EFFECTS OF ESTROGEN ON OSTEOCLASTS FROM TRANSGENIC MICE

雌激素对转基因小鼠破骨细胞的影响

• 批准号: 3161728
• 负责人: Garson DAVID ROODMAN
• 金额: $ 17.56万
• 依托单位: UNIVERSITY OF TEXAS HLTH SCIENCE CENTER
• 依托单位国家: 美国
• 财政年份: 1991
• 资助国家: 美国
• 起止时间: 1991-09-30 至 1995-08-31
• 项目状态: 已结题
• 来源: https://reporter.nih.gov/project-details/3161728
• 关键词: biotechnology; calcitonin; cell line; clone cells; estrogens; gene expression; genetic library; genetic manipulation; genetic promoter element; genetically modified animals; laboratory mouse; microinjections; osteoclasts; osteoporosis; pathologic bone resorption; phenotype; regulatory gene; tissue /cell culture

Little information is available on factors directly controlling the osteoclast or the molecular events responsible for osteoclast formation and bone resorption. The cell and molecular biological characterization of the osteoclast has been severely hampered by the inability to isolate large numbers of osteoclasts or osteoclast precursors and the unavailability of established osteoclastic cell lines. The proposed studies are designed to allow the establishment of cell lines that express the full differentiated phenotype of osteoclasts from osteoclast tumors formed in transgenic mice. These cell lines will then be used to address questions concerning the effects of estrogen and other osteotropic factors on osteoclast function. The proposed strategy involves directing the expression of an oncogene, such as SV40 Tantigen, specifically or preferentially to osteoclast cells using the regulatory regions of the genes encoding tartrate resistant acid phosphatase (TRAP) and the calcitonin receptor (CTR). Transgenic mice expressing these hybrid transgenes are expected to develop bone tumors of osteoclast origin, or possibly immortalized osteoclast precursors in the blood, spleen or bone marrow. These immortalized cells will be placed in culture and cell lines will be established. The cell lines will be extensively characterized to determine the extent to which they resemble osteoclasts or osteoclast precursors and to test their ability to differentiate in culture. In addition, cell lines will be derived from both male and female mice to allow a comparison of phenotype.
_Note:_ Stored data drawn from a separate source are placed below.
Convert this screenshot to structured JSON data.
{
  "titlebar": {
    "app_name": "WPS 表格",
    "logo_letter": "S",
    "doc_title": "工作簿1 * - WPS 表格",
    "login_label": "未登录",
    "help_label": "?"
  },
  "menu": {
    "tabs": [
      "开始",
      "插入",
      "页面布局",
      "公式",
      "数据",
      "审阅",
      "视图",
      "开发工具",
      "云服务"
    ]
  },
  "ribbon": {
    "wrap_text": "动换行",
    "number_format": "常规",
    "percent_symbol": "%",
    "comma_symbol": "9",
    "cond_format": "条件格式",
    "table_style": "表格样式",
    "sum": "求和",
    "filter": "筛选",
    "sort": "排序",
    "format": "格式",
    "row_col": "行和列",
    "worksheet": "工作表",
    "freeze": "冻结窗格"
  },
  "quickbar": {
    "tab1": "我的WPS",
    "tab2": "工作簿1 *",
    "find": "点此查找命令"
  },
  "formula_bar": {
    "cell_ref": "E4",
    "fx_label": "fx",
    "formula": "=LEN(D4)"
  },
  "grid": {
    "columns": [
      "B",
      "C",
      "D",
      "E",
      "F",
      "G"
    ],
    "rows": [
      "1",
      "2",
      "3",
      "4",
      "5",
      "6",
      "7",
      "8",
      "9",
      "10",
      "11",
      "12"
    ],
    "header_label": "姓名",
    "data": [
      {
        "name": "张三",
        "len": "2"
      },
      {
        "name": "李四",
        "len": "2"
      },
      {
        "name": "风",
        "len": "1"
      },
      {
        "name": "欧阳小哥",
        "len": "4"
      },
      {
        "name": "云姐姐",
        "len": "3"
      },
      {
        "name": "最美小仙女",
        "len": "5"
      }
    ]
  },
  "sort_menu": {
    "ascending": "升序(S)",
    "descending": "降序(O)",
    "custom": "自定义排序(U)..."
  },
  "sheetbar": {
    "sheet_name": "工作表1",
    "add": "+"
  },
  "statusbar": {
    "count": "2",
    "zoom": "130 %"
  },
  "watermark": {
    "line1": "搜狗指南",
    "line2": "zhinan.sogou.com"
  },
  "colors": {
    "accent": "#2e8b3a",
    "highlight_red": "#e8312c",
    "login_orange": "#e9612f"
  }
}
Finally, since estrogen may affect the formation and activity of osteoclasts, studies will be undertaken to determine the effects of estrogen on the growth and differentiation of these cells and on their ability to resorb bone. In addition, estrogen will be administered to the transgenic mice to determine if the pattern of mononuclear or multinucleated osteoclastic cells is altered in vivo. Based on the success of the transgenic mouse approach for deriving established differentiated cell lines representing other rare cell types, we are hopeful that the proposed studies will lead to the development of established cell lines representing osteoclasts or osteoclast precursors. Such cell lines would provide a novel system for in vitro analysis of important questions concerning the role of estrogen and other osteotropic factors or accessory cells in regulating osteoclast function.
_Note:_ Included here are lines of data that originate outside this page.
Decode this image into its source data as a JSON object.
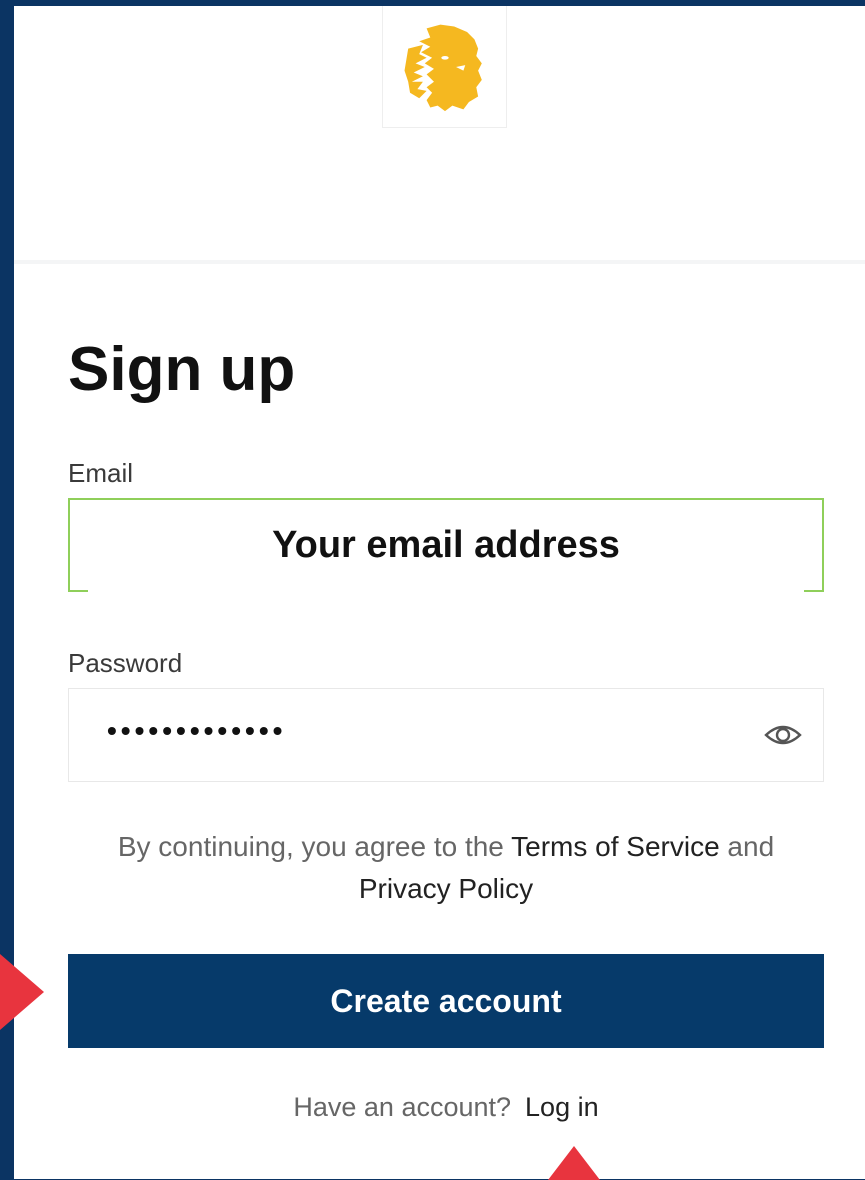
{
  "brand": {
    "logo_icon": "lion-head-icon",
    "logo_color": "#f5b820"
  },
  "form": {
    "title": "Sign up",
    "email": {
      "label": "Email",
      "placeholder": "Your email address"
    },
    "password": {
      "label": "Password",
      "value": "•••••••••••••",
      "toggle_icon": "eye-icon"
    },
    "terms": {
      "prefix": "By continuing, you agree to the ",
      "terms_link": "Terms of Service",
      "middle": " and",
      "privacy_link": "Privacy Policy"
    },
    "submit_label": "Create account",
    "login_prompt": "Have an account?",
    "login_link": "Log in"
  },
  "colors": {
    "primary": "#063a6a",
    "page_bg": "#0b3463",
    "focus_border": "#8fcf5a",
    "annotation_arrow": "#e8343e"
  }
}
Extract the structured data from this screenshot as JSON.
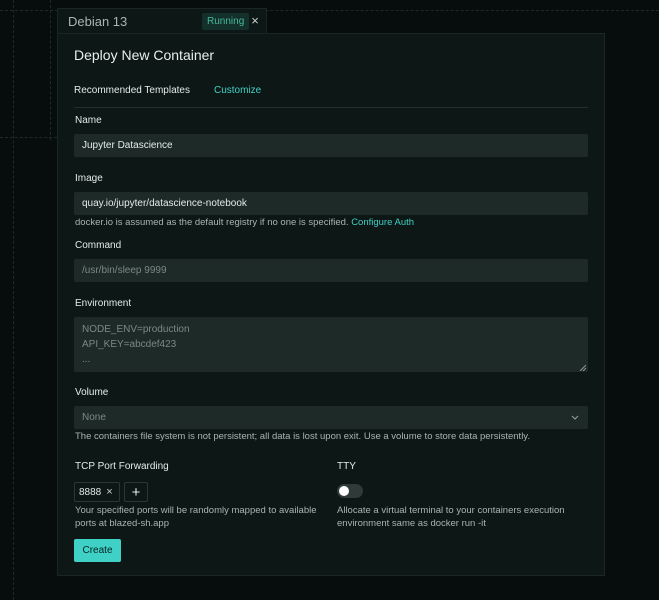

关于直接控制气候变化的因素的资料很少。 破骨细胞或负责破骨细胞形成的分子事件， 骨吸收 本研究对该菌的细胞和分子生物学特性进行了研究。 破骨细胞由于不能分离大的 破骨细胞或破骨细胞前体的数量以及 建立成骨细胞系。 拟议的研究旨在 允许建立表达完全分化的 转基因小鼠中形成的破骨细胞肿瘤的破骨细胞表型。 然后，这些细胞系将被用于解决关于 雌激素和其他促骨因子对破骨细胞功能的影响。 所提出的策略包括指导癌基因的表达， 如SV40 T抗原，特异性或优先针对破骨细胞 利用编码抗酒石酸的基因的调节区 磷酸酶（TRAP）和降钙素受体（CTR）。 转基因小鼠 表达这些杂合转基因预计会产生骨肿瘤， 破骨细胞起源，或可能永生化的破骨细胞前体， 血液脾脏或骨髓这些永生化细胞将被放置在 将建立培养物和细胞系。 细胞系将是 以确定它们在多大程度上 破骨细胞或破骨细胞前体，并测试其 文化上的差异。 此外，细胞系将来源于 雄性和雌性小鼠以比较表型。 最后，由于雌激素可能影响 破骨细胞，将进行研究，以确定 雌激素对这些细胞的生长和分化以及它们的 吸收骨的能力。 此外，雌激素将被施用到 转基因小鼠，以确定是否单核细胞或 多核骨细胞在体内发生改变。 基于转基因小鼠方法的成功， 建立了代表其他稀有细胞类型的分化细胞系， 我们希望拟议的研究将导致发展 建立代表破骨细胞或破骨细胞前体的细胞系。 这样的细胞系将提供一种用于体外分析的新系统， 关于雌激素和其他骨促进剂作用的重要问题 因子或辅助细胞调节破骨细胞功能。